Ensure All Resources Are Provided
Engagement and retaining your remote employees begins and ends with the simplest of commitments; the promise to provide good gear to get the job done. As noted, ensure that your remote employees have all of the hardware, software, connectivity, and other provisions that will be required to conduct their job from home. With temporary remote-based work assignments, it is common to provide a laptop, for example, but not a docking station that allows multiple monitors, a desktop speaker, and so on.
Although concerns, fears, and observations did not entirely dissipate when it came to concerns about remote workforce management, many concerns dissipated significantly once leaders had a little training, or at times, just better comprehension, of how to curate and maintain a remote workforce.

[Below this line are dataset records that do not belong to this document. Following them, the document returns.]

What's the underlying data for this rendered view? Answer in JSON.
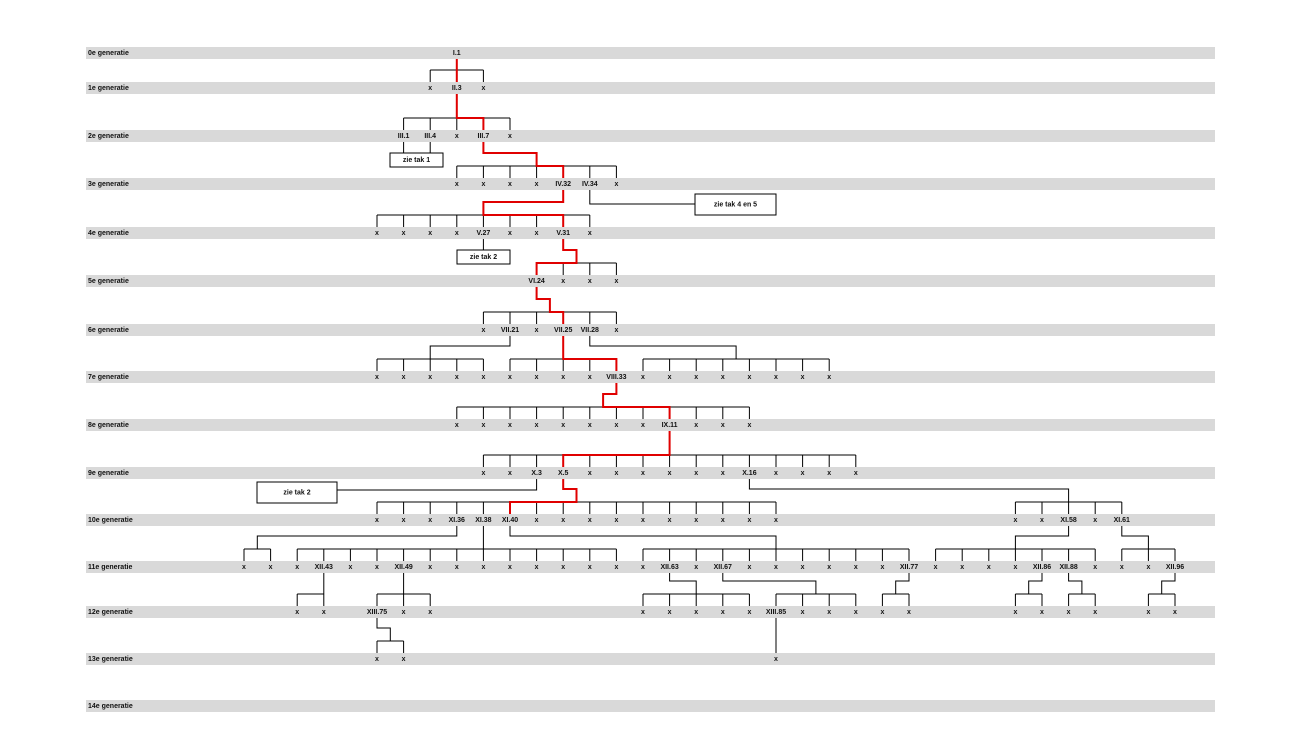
{
  "generations": [
    {
      "label": "0e generatie",
      "nodes": [
        "I.1"
      ]
    },
    {
      "label": "1e generatie",
      "nodes": [
        "x",
        "II.3",
        "x"
      ]
    },
    {
      "label": "2e generatie",
      "nodes": [
        "III.1",
        "III.4",
        "x",
        "III.7",
        "x"
      ]
    },
    {
      "label": "3e generatie",
      "nodes": [
        "x",
        "x",
        "x",
        "x",
        "IV.32",
        "IV.34",
        "x"
      ]
    },
    {
      "label": "4e generatie",
      "nodes": [
        "x",
        "x",
        "x",
        "x",
        "V.27",
        "x",
        "x",
        "V.31",
        "x"
      ]
    },
    {
      "label": "5e generatie",
      "nodes": [
        "VI.24",
        "x",
        "x",
        "x"
      ]
    },
    {
      "label": "6e generatie",
      "nodes": [
        "x",
        "VII.21",
        "x",
        "VII.25",
        "VII.28",
        "x"
      ]
    },
    {
      "label": "7e generatie",
      "nodes": [
        "x",
        "x",
        "x",
        "x",
        "x",
        "x",
        "x",
        "x",
        "x",
        "VIII.33",
        "x",
        "x",
        "x",
        "x",
        "x",
        "x",
        "x",
        "x"
      ]
    },
    {
      "label": "8e generatie",
      "nodes": [
        "x",
        "x",
        "x",
        "x",
        "x",
        "x",
        "x",
        "x",
        "IX.11",
        "x",
        "x",
        "x"
      ]
    },
    {
      "label": "9e generatie",
      "nodes": [
        "x",
        "x",
        "X.3",
        "X.5",
        "x",
        "x",
        "x",
        "x",
        "x",
        "x",
        "X.16",
        "x",
        "x",
        "x",
        "x"
      ]
    },
    {
      "label": "10e generatie",
      "nodes": [
        "x",
        "x",
        "x",
        "XI.36",
        "XI.38",
        "XI.40",
        "x",
        "x",
        "x",
        "x",
        "x",
        "x",
        "x",
        "x",
        "x",
        "x",
        "x",
        "x",
        "XI.58",
        "x",
        "XI.61"
      ]
    },
    {
      "label": "11e generatie",
      "nodes": [
        "x",
        "x",
        "x",
        "XII.43",
        "x",
        "x",
        "XII.49",
        "x",
        "x",
        "x",
        "x",
        "x",
        "x",
        "x",
        "x",
        "x",
        "XII.63",
        "x",
        "XII.67",
        "x",
        "x",
        "x",
        "x",
        "x",
        "x",
        "XII.77",
        "x",
        "x",
        "x",
        "x",
        "XII.86",
        "XII.88",
        "x",
        "x",
        "x",
        "XII.96"
      ]
    },
    {
      "label": "12e generatie",
      "nodes": [
        "x",
        "x",
        "XIII.75",
        "x",
        "x",
        "x",
        "x",
        "x",
        "x",
        "x",
        "XIII.85",
        "x",
        "x",
        "x",
        "x",
        "x",
        "x",
        "x",
        "x",
        "x",
        "x",
        "x"
      ]
    },
    {
      "label": "13e generatie",
      "nodes": [
        "x",
        "x",
        "x"
      ]
    },
    {
      "label": "14e generatie",
      "nodes": []
    }
  ],
  "notes": [
    "zie tak 1",
    "zie tak 4 en 5",
    "zie tak 2",
    "zie tak 2"
  ]
}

Everyone Is Working to Catch-up
Even after reading all of this, if you still feel that COVID-19, the concept of remote workforces, and trying to keep your business alive all caught you off guard this year, you are by no means whatsoever alone. Here are some numbers that are meant to educate and motivate you, but to also offer you some solace. When asked which employers presently have a work from home policy, the reporting was stark:
That’s it, just over 10% of companies surveyed had a remote working policy for their organization, even after several months of COVID-19 realities. How we proceed from here, however, will be how we are judged and assessed on our collective performance.
The key to engaging and retaining your remote workforce is authentic attention directed at your employees, over-communication done right, and maintaining a sense of team continuity. Each one of these attributes must be prioritized as much as work product, quarterly financials, and customer satisfaction. Don’t underestimate how isolating and “quiet” it can get when you are not the one working in the office.
Engage, engage, engage, and do so with an authenticity that truly embraces your team members in a way that makes them believe they are valued, appreciated, and needed for the organization’s mission to be successful.